Trouts own Eric Schmidt swung by the studio to tie one of his favorite heavy flies that he uses to get his nymphing rigs down no matter the season. Inspired by his recent foray into the world of euro nymphing, the Tsunami Bomb is a quick and relatively simple tie inspired by the pheasant tail and some of his favorite double-beaded flies. It's a great option for your favorite freestone or tailwater this or any time of year.
Hook: XC400BL-BN Jig sz 12
Bead: Orange Radiant Slotted Tungsten 3.3mm
Thread: Semperfli Classic Waxed 8/0 Black or UTC 70d Black
Tail: Black Pheasant Tail
Rib: SemperFli Small Copper Wire
Body: Black Pheasant Tail
Thorax: Black Tungsten 2.8mm bead
Hackle: Black hen soft hackle
This pattern is all about weight. I’ve used the Orange radiant bead Pheasant Tail for a few years as a heavy first fly and as an anchor fly in a Euro rig. I was looking for something that was very heavy but could still be tied in smaller sizes and it’s hard to beat a Pheasant Tail. So, the Tsunami Bomb was a variation that I came up with that is heavy, has a dark silhouette, and the pop from the orange radiant bead.
Step 1 - Place the beads on the hook, orange first and black second. Then tie in black thread and cover the hook shank even with the barb of the hook.
Step 2 - Take a small clump of black pheasant tail (3-4 fibers) and tie in for the tail with three tight overlapping turns of thread. The tail should be no longer than a hook gap in length. Do not trim off the excess pheasant tail.

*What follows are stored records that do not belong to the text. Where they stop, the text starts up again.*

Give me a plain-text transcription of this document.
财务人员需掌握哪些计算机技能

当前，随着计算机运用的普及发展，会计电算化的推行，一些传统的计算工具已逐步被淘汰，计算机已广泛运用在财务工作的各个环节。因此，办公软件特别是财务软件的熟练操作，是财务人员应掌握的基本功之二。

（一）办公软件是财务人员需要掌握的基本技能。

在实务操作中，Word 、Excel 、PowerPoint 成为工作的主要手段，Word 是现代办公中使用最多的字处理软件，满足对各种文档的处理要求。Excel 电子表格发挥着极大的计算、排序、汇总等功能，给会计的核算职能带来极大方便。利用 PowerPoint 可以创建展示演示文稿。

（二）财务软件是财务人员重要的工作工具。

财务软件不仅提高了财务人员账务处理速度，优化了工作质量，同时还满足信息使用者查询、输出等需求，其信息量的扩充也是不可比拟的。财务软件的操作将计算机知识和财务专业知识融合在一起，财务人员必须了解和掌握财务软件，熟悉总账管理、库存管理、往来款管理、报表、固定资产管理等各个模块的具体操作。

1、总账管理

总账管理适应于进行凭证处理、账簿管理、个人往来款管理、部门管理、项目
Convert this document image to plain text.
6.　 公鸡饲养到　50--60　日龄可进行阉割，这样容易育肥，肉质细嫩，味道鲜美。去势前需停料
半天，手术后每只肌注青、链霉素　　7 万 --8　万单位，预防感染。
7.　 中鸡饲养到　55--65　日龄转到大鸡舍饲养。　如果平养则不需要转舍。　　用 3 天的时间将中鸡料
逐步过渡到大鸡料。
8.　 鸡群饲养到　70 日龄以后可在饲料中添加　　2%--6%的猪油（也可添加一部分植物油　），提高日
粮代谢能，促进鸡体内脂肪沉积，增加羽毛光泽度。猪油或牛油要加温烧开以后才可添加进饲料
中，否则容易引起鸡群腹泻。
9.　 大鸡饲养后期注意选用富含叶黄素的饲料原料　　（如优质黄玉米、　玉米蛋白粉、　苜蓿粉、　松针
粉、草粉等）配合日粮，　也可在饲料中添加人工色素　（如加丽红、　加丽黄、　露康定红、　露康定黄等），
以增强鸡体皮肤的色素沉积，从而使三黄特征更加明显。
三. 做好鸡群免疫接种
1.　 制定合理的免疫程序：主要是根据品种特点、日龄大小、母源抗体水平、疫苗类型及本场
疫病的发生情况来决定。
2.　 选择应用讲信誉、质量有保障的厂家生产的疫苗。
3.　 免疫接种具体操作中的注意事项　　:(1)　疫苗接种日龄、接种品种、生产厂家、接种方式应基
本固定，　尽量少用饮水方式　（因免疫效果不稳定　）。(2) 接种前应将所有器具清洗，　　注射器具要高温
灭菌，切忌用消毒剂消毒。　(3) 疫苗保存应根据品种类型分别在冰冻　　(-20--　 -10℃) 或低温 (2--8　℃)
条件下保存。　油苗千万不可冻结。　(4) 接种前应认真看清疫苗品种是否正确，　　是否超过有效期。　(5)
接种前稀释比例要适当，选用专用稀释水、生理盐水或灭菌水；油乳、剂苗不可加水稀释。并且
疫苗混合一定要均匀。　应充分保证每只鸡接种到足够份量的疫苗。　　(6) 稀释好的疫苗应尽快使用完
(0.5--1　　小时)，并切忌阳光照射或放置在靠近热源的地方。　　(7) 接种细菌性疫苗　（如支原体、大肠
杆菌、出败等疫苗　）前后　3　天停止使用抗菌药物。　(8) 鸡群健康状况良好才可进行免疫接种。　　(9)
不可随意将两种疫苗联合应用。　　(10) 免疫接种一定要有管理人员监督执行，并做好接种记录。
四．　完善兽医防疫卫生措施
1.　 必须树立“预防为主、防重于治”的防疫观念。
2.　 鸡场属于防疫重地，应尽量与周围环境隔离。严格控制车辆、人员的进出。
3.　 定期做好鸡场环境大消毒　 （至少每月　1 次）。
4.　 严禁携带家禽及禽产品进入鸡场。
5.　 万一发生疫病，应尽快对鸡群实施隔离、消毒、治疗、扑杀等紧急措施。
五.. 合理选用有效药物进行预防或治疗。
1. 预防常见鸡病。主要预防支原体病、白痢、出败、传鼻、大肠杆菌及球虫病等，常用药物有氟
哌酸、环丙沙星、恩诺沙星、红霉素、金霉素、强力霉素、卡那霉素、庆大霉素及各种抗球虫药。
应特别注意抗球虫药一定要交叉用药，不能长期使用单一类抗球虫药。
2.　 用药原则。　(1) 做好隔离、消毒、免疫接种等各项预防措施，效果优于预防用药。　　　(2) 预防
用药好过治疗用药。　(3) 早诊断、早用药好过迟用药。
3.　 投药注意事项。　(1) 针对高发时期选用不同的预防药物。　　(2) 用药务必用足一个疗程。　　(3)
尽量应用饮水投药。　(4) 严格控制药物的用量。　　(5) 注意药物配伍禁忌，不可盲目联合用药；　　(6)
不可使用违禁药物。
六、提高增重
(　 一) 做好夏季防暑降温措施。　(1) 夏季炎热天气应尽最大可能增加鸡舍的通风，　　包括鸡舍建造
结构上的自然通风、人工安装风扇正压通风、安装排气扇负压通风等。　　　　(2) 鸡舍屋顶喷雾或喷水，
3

Step 3 - Tie in a piece of small wire. You can use gold or copper for a rib that stands out or you can use black for a rib that is more subtle.
Step 4 - Move your thread around and to the front of the pheasant tail fibers that are left over from the tail and wrap those fibers up to the black bead, but don’t crowd it. You want the beads to stay loose.
Step 5 - Wrap your wire up to the black bead to form the wire rib and tie off. Break off the remaining wire.
Step 6 - Whip finish your thread behind the black bead and re-tie it in between the two beads.
Step 7 - Take a single black hen feather and strip off all the fluff at the base of the feather. Tie in the feather and make two turns around the hook to form the soft hackle. Tie off and make a few turns of thread in front of the feather to help it to angle back over the black bead.
Step 8 - Whip finish and put a dab of head cement on the knot for added durability.